The ability to say no — to refuse to do something you don’t want to do, clearly and without apologising — is an important skill.
Many people find it extremely difficult to say “no”. They are afraid that doing so will upset the other person, make it appear that they don't care or appear obstructive. After all, when you say “no” you are denying someone else something they want and it is possible they may be unhappy, angry or upset. However, sometimes, you just have to say no.
There are four steps to saying no clearly.
- Listen carefully to the request, both to show respect for the other person and find out exactly what you are being asked to do.
- Decline clearly to avoid building hopes or misleading the other person.
- Give a reason.
- Wherever possible, suggest an alternative.
You are likely, occasionally, to meet someone who simply won’t take no for an answer. There is a technique you can use to get your message across in this situation.
Sticking to ‘no’
- State your position positively. Say what you can do. For example “I don’t have time today, I could look at it tomorrow”.

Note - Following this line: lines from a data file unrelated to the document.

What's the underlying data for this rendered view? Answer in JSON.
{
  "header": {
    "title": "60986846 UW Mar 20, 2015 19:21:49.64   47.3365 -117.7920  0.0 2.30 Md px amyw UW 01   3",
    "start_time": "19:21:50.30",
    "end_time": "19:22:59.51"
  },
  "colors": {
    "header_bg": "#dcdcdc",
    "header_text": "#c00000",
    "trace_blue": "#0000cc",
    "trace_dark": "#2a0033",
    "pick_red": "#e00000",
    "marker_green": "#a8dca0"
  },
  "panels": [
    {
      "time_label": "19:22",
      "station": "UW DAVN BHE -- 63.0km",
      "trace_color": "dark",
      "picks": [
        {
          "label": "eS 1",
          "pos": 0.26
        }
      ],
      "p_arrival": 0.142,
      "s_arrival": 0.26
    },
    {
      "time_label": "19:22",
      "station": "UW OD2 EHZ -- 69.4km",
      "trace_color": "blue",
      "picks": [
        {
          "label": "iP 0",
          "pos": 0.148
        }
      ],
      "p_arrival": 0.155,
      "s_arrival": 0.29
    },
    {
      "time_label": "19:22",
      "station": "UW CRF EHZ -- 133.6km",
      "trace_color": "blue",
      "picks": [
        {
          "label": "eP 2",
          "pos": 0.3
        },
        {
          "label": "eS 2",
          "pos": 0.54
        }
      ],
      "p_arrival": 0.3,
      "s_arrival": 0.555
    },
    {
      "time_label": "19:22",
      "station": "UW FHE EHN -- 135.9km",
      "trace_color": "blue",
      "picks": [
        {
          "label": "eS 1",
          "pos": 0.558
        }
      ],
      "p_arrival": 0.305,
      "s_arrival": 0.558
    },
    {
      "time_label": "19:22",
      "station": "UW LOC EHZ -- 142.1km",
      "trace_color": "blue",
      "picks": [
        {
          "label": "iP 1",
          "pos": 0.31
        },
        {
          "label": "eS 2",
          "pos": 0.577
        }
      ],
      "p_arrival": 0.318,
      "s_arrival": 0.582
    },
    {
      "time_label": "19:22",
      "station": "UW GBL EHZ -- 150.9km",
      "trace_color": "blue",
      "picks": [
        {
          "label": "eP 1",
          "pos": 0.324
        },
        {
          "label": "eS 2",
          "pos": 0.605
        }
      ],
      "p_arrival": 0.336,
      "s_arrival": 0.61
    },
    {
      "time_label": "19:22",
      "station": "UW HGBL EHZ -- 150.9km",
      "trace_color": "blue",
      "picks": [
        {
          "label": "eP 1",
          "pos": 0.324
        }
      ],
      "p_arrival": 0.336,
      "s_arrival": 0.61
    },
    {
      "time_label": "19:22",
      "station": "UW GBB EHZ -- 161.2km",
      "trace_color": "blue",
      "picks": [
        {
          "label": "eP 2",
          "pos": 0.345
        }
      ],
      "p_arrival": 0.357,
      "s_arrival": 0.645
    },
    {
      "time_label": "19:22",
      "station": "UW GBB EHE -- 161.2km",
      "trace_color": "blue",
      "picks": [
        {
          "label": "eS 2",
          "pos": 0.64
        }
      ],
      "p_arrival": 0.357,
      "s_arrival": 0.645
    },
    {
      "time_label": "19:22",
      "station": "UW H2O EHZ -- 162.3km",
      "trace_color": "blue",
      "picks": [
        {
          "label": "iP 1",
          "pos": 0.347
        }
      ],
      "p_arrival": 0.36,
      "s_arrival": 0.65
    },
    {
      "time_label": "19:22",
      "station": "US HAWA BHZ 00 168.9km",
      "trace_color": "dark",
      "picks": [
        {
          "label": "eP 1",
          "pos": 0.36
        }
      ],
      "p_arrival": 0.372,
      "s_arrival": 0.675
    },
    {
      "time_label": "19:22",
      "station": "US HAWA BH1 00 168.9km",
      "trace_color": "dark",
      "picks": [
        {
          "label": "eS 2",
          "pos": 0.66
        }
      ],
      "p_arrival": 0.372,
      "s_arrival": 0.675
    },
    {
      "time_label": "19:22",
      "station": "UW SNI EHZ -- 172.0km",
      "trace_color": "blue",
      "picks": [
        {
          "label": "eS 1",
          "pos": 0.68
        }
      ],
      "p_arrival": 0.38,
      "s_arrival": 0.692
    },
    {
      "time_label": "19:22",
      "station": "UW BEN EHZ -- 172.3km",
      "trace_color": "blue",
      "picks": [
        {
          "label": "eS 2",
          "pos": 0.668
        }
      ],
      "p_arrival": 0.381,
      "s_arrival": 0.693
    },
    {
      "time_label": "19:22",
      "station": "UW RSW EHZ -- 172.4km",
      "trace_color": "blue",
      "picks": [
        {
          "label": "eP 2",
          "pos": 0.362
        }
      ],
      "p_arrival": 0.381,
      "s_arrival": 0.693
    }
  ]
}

- Don’t pick up on any side issues raised by the other person.
- Rephrase your statement slightly, such as “Yes, I could look at that tomorrow, but I don’t have time today” but make sure it is essentially the same statement.
- Use a calm unemotional tone, no matter what the other person says or does.
- Don’t compromise unless you honestly change your opinion.
- Don't fill any silences
- Keep at it. If you repeat it often enough, the message will get through.